The French were in Vietnam over a century and the Dutch were here for three; in both cases you have to look hard to spot their influence. Just as almost no one speaks Dutch any longer in Jakarta, you never hear French spoken in Ho Chi Minh City; English-language schools are everywhere, on the other hand, as the Vietnamese recognize the importance of communication with the outside world. Architecture and city layout are two of the traces of French culture: you see many narrow four- and five-story walkup residences, common in Paris, and traffic meets many French-style roundabouts throughout the city. The only prominent ones in Jakarta are along Jl. Thamrin and Jl. Sudirman.
Prices in Ho Chi Minh City are quite similar to those in Jakarta, with foodstuffs in the wet market and household items only slightly less expensive than in a Jakarta kampung. Property prices, however, are distorted in the same way it is in the major urban centers of Indonesia, with rampant speculation in land and buildings. A high-rise apartment in a 30-floor tower will sell for the equivalent of US$ 80,000 upwards, and a free-standing home on a decent plot of land will go for around three times that (think of buying a house in Mampang or Bintaro).
This writer was naughty enough to kid his hosts by asking, time and again, “But where is the ‘communism’?” as no one I spoke to seemed at all interested in the Marxist doctrine they are force-fed in schools. Appreciating the irony they just laughed along with me. Along many of the broad boulevards and at roundabouts you will see large portraits of a rather forlorn-looking Ho Chi Minh, apparently wondering what became of his “socialist experiment”; I was informed that northerners are much more serious about the matter. Night clubs, casinos with open gambling and other forms of “capitalist depravity” were in evidence; Ho Chi Minh dwellers really seem to enjoy the good things of life. Supermarkets sell all kinds of local and imported foods, including fine wines at US$ 150 / bottle. The biggest is Lotte Supermarket, a shining example of how rapacious South Korean enterprise has moved in.

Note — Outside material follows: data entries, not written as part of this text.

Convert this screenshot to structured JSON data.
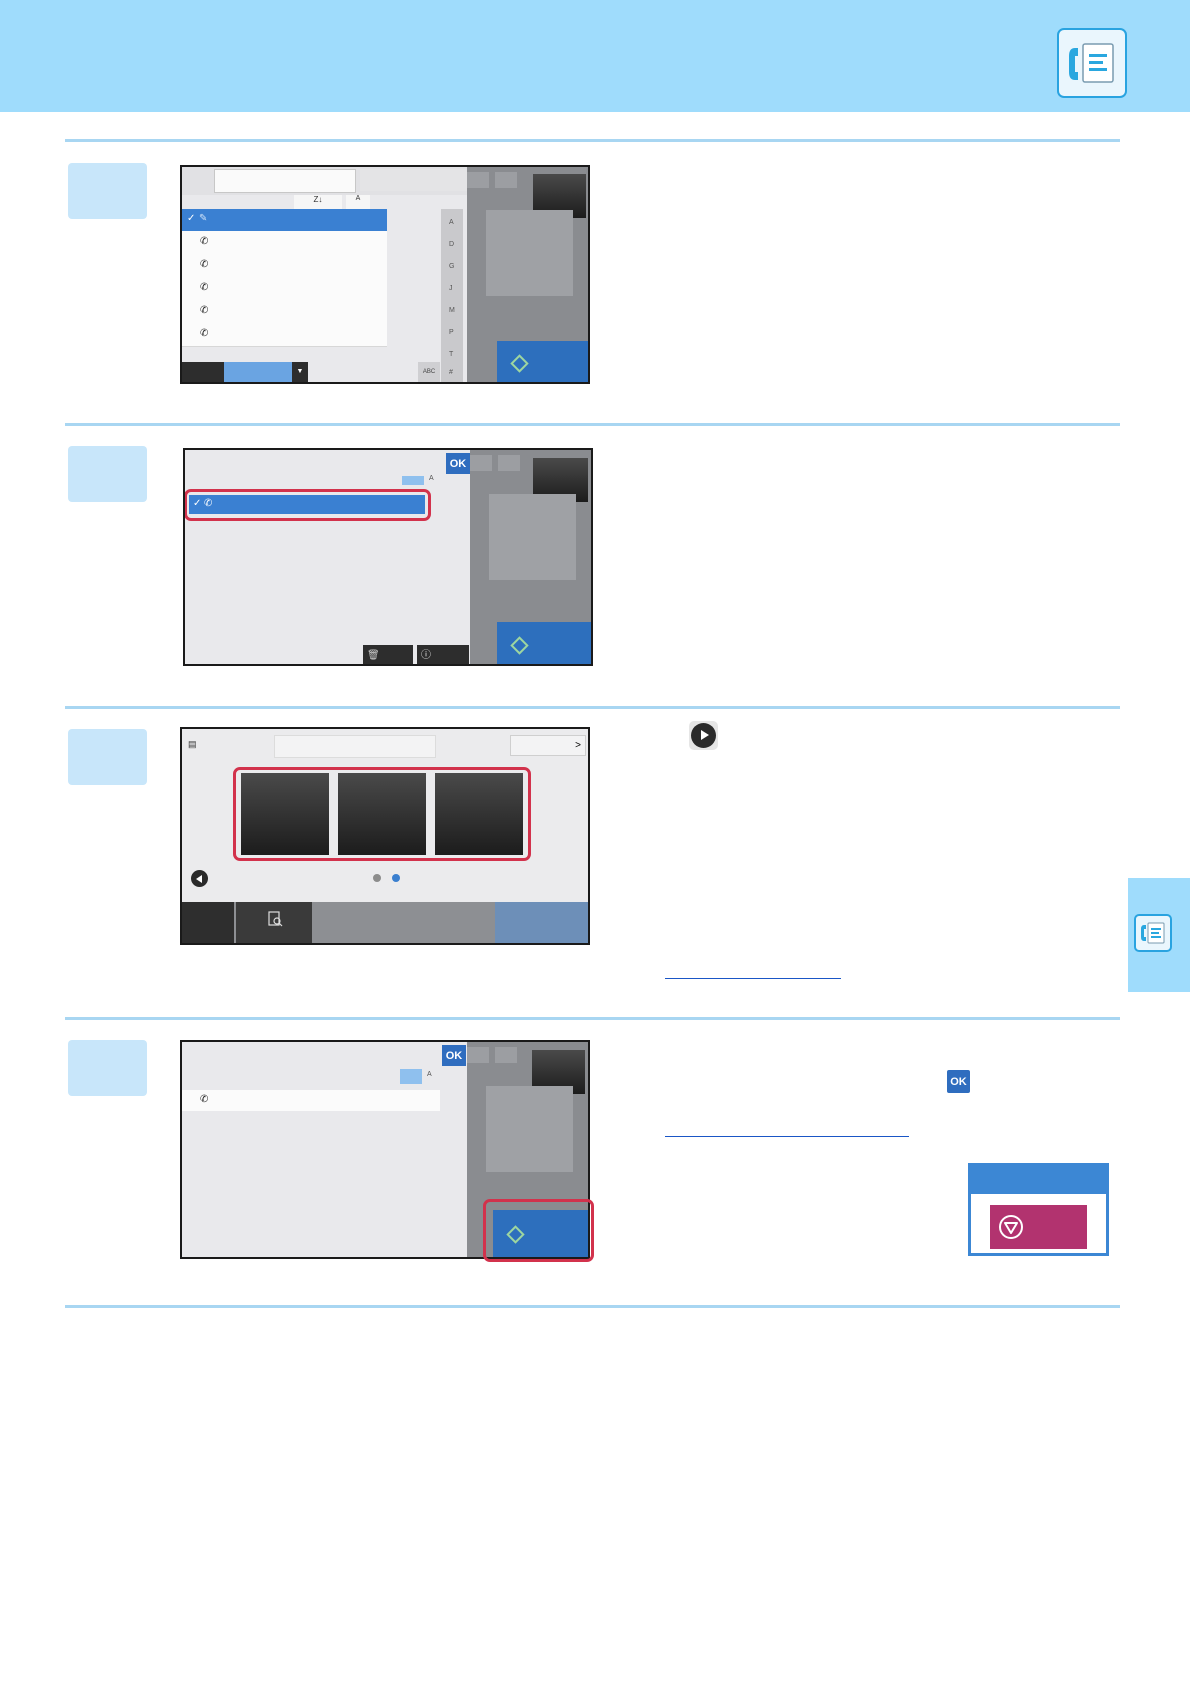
{
  "icons": {
    "header": "fax-icon",
    "side_tab": "fax-icon",
    "ok_inline": "ok-icon",
    "next_page": "play-circle-icon",
    "stop": "stop-icon"
  },
  "labels": {
    "ok": "OK",
    "abc": "ABC",
    "sort": "Z↓",
    "index_letters": [
      "A",
      "D",
      "G",
      "J",
      "M",
      "P",
      "T",
      "#"
    ],
    "page_next": ">"
  },
  "colors": {
    "header": "#9fdcfc",
    "accent_blue": "#2d6fbd",
    "highlight_red": "#d2324c",
    "stop_button": "#b2336f"
  }
}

“Better the Koreans than the Chinese”, seems to be a common position, as most Vietnamese are quite ambivalent about their huge and powerful neighbor to the north. The Vietnamese and the Chinese are historically adversaries, as China considers the nations of Southeast Asia to be its “vassals”, something Indonesia seems to be amnesiac about at present (a dangerous attitude, as the Jokowi regime sinks further and further into the Chinese pocket). Thus Vietnam has been cozying up to the USA, its former enemy, in recent years, an inexplicable strategy unless you factor in potential Chinese aggressiveness.
The above narrative represents a brief and superficial look at the largest city in Vietnam and its people, since this writer cannot speak the language and spent a brief time there only. Nevertheless, a fresh impression is often more insightful than one from a world-weary “old hand”.
Great food, healthy, alert people, open attitudes to foreign ways (the last American ambassador, openly gay, “married” his Vietnamese boyfriend, and they adopted a baby – something unthinkable in reactionary Indonesia) and the willingness to work and advance their families and society: this writer came away with quite a positive impression of Ho Chi Minh City and its inhabitants.